После охоты минуло где-то с полмесяца. За это время я узнал много нового о своих новых знакомых, которые и в городе не хотели расставаться — кучковались «по интересам». Не один год регулярно ходили на футбол тесной компанией, включая Кириллыча, — независимо от того, как играла местная команда. Правда, накануне открытия охоты и еще долго после нее на футбол с трибуны никто толком не смотрел — только и было разговоров об охоте.
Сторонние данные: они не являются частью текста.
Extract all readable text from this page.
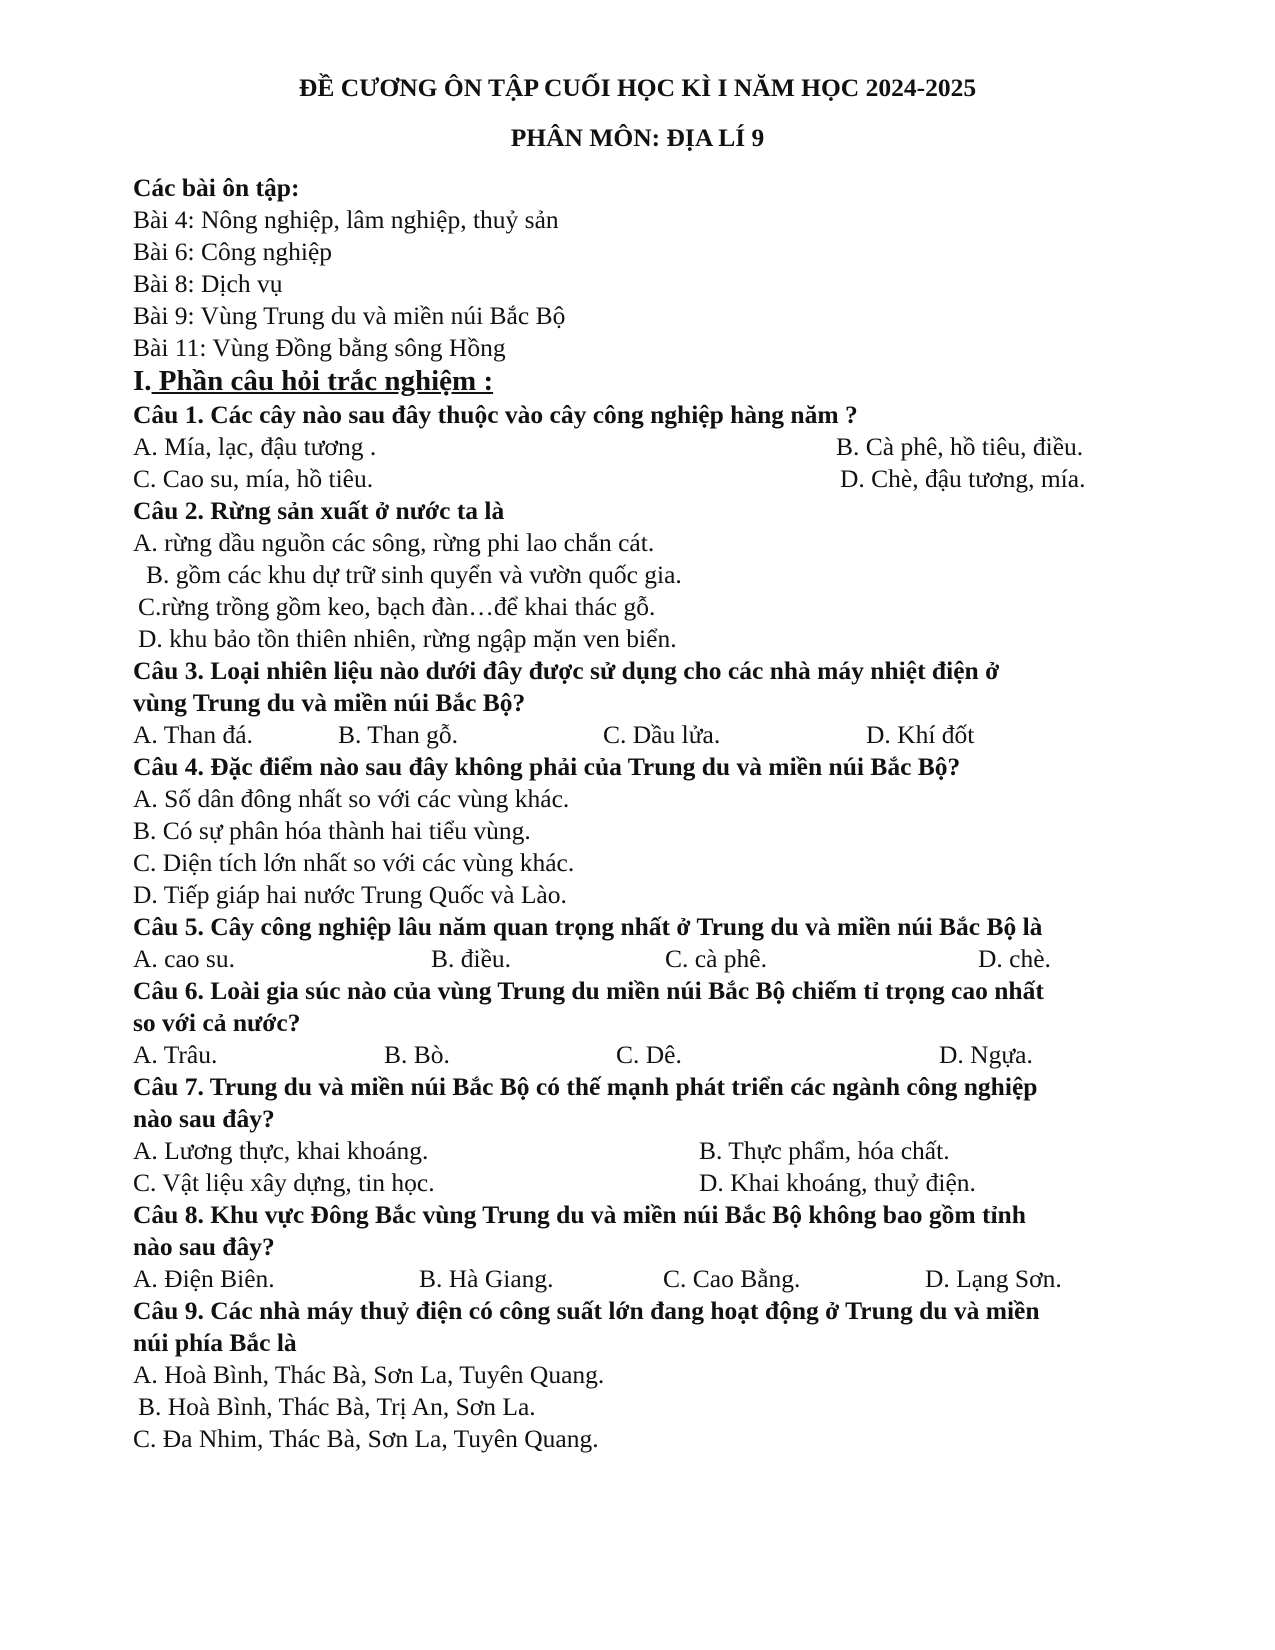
ĐỀ CƯƠNG ÔN TẬP CUỐI HỌC KÌ I NĂM HỌC 2024-2025
PHÂN MÔN: ĐỊA LÍ 9
Các bài ôn tập:
Bài 4: Nông nghiệp, lâm nghiệp, thuỷ sản
Bài 6: Công nghiệp
Bài 8: Dịch vụ
Bài 9: Vùng Trung du và miền núi Bắc Bộ
Bài 11: Vùng Đồng bằng sông Hồng
I. Phần câu hỏi trắc nghiệm :
Câu 1. Các cây nào sau đây thuộc vào cây công nghiệp hàng năm ?
A. Mía, lạc, đậu tương .	B. Cà phê, hồ tiêu, điều.
C. Cao su, mía, hồ tiêu.	D. Chè, đậu tương, mía.
Câu 2. Rừng sản xuất ở nước ta là
A. rừng dầu nguồn các sông, rừng phi lao chắn cát.
B. gồm các khu dự trữ sinh quyển và vườn quốc gia.
C.rừng trồng gồm keo, bạch đàn…để khai thác gỗ.
D. khu bảo tồn thiên nhiên, rừng ngập mặn ven biển.
Câu 3. Loại nhiên liệu nào dưới đây được sử dụng cho các nhà máy nhiệt điện ở
vùng Trung du và miền núi Bắc Bộ?
A. Than đá.	B. Than gỗ.	C. Dầu lửa.	D. Khí đốt
Câu 4. Đặc điểm nào sau đây không phải của Trung du và miền núi Bắc Bộ?
A. Số dân đông nhất so với các vùng khác.
B. Có sự phân hóa thành hai tiểu vùng.
C. Diện tích lớn nhất so với các vùng khác.
D. Tiếp giáp hai nước Trung Quốc và Lào.
Câu 5. Cây công nghiệp lâu năm quan trọng nhất ở Trung du và miền núi Bắc Bộ là
A. cao su.	B. điều.	C. cà phê.	D. chè.
Câu 6. Loài gia súc nào của vùng Trung du miền núi Bắc Bộ chiếm tỉ trọng cao nhất
so với cả nước?
A. Trâu.	B. Bò.	C. Dê.	D. Ngựa.
Câu 7. Trung du và miền núi Bắc Bộ có thế mạnh phát triển các ngành công nghiệp
nào sau đây?
A. Lương thực, khai khoáng.	B. Thực phẩm, hóa chất.
C. Vật liệu xây dựng, tin học.	D. Khai khoáng, thuỷ điện.
Câu 8. Khu vực Đông Bắc vùng Trung du và miền núi Bắc Bộ không bao gồm tỉnh
nào sau đây?
A. Điện Biên.	B. Hà Giang.	C. Cao Bằng.	D. Lạng Sơn.
Câu 9. Các nhà máy thuỷ điện có công suất lớn đang hoạt động ở Trung du và miền
núi phía Bắc là
A. Hoà Bình, Thác Bà, Sơn La, Tuyên Quang.
B. Hoà Bình, Thác Bà, Trị An, Sơn La.
C. Đa Nhim, Thác Bà, Sơn La, Tuyên Quang.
— Кириллыч до сих пор в трансе, — сказал как-то при встрече «бригадир». — Не пришел вчера на футбол…

Честно говоря, тогда, на охоте, я не очень-то поверил в горе Кириллыча. Такой это народ, охотники. Где актерство, где хитреца, где байка и лукавство — не сразу разберешь. Но тут я искренне изумился. Когда теперь уляжется печаль Кириллыча из-за пропущенной зорьки?

— Он еще долго будет отходить, — со знанием дела сказал «бригадир». — Ты вот что! Приезжай на открытие следующего сезона. К тому времени Кириллыч оживет — точно тебе говорю!
Может, «бригадир» был прав. Время лечит и не такие раны.